Here is an attempt at a faithful translation of your solution into pure tidyverse, which is interesting to compare:
visits |>
# Find which visits are Sasquatch
mutate(sasquatch = visitor == "Sasquatch") |>
# Isolate those visits
group_by(sasquatch) |>
# Add a flag (1 if a new visit, 0 if a continuation of a visit).
mutate(new_visit = if_else(lag(day) + 1 < day, 1, 0)) |>
# Fix the NA in the first row (caused by lack of a previous row when lagging).
mutate(new_visit = if_else(day == 1, 1, new_visit)) |>
# Add the "visit" value and drop the new_visit column (no longer needed).
mutate(visit = cumsum(new_visit)) |> select(!new_visit) |>
# Replace the visit values for the Sasquatch visits.
ungroup()
What's nice about your original solution is that you don't have to worry about what to do with the non-Sasquatch rows. In my translation, it happens that lag
takes care of them in the end because cumsum
transmits the initial NA
to the rest of the non-Sasquatch rows, but that's just a lucky accident.

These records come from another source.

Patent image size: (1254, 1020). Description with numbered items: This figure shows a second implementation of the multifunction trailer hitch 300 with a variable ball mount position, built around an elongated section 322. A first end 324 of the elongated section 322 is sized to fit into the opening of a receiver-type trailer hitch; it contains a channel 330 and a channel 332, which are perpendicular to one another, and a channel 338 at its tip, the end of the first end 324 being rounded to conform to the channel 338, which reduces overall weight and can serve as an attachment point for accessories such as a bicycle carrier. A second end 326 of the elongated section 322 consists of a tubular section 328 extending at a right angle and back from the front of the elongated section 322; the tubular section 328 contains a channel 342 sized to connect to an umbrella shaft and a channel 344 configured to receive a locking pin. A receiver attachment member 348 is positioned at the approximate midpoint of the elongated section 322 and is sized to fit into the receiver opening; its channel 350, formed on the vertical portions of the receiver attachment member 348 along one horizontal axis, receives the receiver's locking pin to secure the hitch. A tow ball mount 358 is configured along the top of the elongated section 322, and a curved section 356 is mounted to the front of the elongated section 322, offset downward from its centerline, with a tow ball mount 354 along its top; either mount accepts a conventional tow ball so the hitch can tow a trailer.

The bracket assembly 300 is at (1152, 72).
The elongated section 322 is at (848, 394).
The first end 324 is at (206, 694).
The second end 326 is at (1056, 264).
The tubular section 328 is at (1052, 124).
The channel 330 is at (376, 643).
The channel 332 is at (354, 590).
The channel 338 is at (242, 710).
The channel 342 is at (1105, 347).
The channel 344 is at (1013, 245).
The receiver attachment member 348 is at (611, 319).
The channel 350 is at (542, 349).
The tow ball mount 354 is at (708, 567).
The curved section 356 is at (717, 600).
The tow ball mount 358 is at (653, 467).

The principal trade-off seems to be the clearer focus on Sasquatch rows in your original solution for not having to make a copy of visits
in the translation.
The only significant observation I would make is that your solution depends on the argument to set.seed()
, which happens to have Sasquatch visit on day 1, but I didn't make that part of the question clear. (I'll make a quick edit to fix that.)